A homolog of DsbA, called protein disulfide isomerase (PDI), is responsible for the formation of the disulfide bonds in unfolded eukaryotic proteins. This protein has two thioredoxine-like active sites, which both contain two cysteine residues. By transferring the disulfide bond between these two cysteine residues onto the folding protein it is responsible for the latter's oxidation. In contrast to bacteria, where the oxidative and isomerization pathways are carried out by different proteins, PDI is also responsible for the reduction and isomerization of the disulfide bonds. For PDI to catalyse the formation of disulfide bonds in unfolded proteins, it must be reoxidized. This is carried out by an ER membrane-associated protein, Ero1p, which is no homolog of DsbB. This Ero1p protein forms a mixed disulfide with PDI, which is resolved by a nucleophilic attack of the second cystein residue in one of the active sites of PDI. As result, oxidized PDI is obtained. Ero1p itself is oxidized by transferring electrons to molecular oxygen. As it is an FAD-binding protein, this transfer of electrons is strongly favoured when Ero1p is bound to FAD. Also a transport system that imports FAD into the ER lumen has been described in eukaryotes. Furthermore, it has been shown that the ability to reduce or rearrange incorrect disulfide bonds in missfolded proteins is provided by the oxidation of reduced glutathione (GSH) to oxidized glutathione (GSSG).

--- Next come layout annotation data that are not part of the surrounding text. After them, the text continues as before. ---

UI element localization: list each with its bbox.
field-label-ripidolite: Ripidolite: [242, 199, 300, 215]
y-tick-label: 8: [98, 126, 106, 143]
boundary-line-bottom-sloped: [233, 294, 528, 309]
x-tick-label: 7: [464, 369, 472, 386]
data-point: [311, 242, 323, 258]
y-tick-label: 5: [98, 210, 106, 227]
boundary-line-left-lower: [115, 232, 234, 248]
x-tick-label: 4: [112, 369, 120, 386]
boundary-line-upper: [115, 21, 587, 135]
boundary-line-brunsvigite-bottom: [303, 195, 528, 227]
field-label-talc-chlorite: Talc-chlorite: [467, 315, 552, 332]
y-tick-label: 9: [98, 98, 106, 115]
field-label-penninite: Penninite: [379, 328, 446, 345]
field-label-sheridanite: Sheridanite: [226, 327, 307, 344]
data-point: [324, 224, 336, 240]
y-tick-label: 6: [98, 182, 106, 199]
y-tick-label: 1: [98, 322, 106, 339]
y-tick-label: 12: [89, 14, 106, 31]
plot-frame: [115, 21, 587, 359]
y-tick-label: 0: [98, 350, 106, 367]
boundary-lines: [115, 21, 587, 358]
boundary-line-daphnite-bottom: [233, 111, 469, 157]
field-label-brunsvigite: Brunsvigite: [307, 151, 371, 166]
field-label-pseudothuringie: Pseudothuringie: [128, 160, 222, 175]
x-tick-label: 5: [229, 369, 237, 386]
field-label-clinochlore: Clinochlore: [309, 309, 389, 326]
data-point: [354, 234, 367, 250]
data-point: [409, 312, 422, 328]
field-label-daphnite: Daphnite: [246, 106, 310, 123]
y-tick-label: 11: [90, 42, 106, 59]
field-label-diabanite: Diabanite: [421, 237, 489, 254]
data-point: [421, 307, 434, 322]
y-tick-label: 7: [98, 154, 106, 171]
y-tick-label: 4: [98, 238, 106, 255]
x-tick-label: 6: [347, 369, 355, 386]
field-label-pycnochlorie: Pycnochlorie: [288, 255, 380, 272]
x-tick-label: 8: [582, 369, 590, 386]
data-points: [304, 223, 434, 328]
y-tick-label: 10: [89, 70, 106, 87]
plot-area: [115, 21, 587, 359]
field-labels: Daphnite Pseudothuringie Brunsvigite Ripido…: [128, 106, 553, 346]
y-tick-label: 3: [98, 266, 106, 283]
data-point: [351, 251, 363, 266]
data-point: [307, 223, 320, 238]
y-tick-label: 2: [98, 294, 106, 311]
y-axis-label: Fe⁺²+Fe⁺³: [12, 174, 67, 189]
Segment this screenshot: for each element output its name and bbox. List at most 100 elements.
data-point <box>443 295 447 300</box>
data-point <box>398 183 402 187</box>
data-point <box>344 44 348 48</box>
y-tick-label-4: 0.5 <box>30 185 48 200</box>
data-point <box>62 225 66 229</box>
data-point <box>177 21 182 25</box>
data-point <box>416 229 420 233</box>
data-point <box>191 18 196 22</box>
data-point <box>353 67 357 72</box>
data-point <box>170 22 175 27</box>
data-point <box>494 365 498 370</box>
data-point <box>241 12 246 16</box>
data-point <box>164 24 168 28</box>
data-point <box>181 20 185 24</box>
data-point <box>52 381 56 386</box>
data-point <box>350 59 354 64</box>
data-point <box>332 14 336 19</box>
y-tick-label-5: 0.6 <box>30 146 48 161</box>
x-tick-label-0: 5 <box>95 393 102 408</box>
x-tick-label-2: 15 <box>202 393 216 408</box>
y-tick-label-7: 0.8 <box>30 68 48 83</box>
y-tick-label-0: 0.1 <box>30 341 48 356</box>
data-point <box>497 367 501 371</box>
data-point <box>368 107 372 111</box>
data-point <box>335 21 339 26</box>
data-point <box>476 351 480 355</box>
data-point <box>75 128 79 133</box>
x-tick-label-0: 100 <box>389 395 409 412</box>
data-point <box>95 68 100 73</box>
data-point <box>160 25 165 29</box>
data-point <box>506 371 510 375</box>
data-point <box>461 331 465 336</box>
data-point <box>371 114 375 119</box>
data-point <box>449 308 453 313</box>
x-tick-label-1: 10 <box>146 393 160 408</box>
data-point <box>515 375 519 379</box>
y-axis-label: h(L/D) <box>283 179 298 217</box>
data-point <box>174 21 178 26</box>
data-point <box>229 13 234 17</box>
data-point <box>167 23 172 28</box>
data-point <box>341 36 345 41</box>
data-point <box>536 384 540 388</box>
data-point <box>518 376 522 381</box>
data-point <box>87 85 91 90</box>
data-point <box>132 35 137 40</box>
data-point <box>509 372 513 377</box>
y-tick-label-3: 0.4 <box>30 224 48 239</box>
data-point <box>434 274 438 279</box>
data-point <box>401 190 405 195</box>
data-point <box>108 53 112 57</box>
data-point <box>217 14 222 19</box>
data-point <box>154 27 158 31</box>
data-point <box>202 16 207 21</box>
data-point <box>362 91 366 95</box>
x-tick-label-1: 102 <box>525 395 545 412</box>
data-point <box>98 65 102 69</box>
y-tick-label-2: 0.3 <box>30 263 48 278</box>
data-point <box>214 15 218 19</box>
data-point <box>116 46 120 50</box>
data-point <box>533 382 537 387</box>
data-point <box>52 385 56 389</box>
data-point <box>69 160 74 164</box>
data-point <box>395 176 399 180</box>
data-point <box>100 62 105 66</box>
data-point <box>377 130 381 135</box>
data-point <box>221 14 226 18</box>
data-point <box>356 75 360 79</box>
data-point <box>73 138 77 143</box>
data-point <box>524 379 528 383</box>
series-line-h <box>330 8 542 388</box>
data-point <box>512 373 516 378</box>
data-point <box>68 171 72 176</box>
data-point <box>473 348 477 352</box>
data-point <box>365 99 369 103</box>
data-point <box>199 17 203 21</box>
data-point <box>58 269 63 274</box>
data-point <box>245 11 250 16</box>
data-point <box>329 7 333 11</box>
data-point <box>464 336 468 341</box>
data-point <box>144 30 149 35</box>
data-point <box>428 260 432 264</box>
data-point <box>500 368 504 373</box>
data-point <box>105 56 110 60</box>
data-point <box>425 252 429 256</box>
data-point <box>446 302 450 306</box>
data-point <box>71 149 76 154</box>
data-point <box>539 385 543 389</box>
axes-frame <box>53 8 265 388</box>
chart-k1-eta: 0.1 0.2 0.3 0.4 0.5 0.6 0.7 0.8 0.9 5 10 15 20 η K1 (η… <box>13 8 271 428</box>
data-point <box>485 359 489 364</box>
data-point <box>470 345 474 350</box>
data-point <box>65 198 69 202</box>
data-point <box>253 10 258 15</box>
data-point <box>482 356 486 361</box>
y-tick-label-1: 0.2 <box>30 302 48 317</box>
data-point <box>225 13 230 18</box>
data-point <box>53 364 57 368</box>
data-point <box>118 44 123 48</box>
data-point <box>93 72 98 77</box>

Because of the property of Ero1p to transfer electrons directly to molecular oxygen via a flavin-dependent reaction, its activity may produce reactive oxygen species (ROS). In bacteria, this problem is solved by coupling oxidative folding to the respiratory chain. There, the reduction of molecular oxygen to water is carried out by a complex series of proteins, which catalyse this reaction very efficiently. In eukaryotes, the respiratory chain is separated from oxidative folding since cellular respiration takes place in the mitochondria and the formation of disulfide bonds occurs in the ER. Because of this, there is much more risk that ROS are produced in eukaryotic cells during oxidative folding. As is known these ROS may cause many diseases such as atherosclerosis and some neurodegenerative diseases.
Classical examples of proteins in which the process of oxidative folding is well studied are bovine pancreatic trypsin inhibitor (BPTI) and ribonuclease A (RNaseA). These two proteins have multiple disulfide bonds and so they are very useful to follow and understand the process of oxidative folding. Another example is alkaline phosphatase, which contains two essential disulfides. It was used as an indicator protein to screen the effect of mutations in DsbA.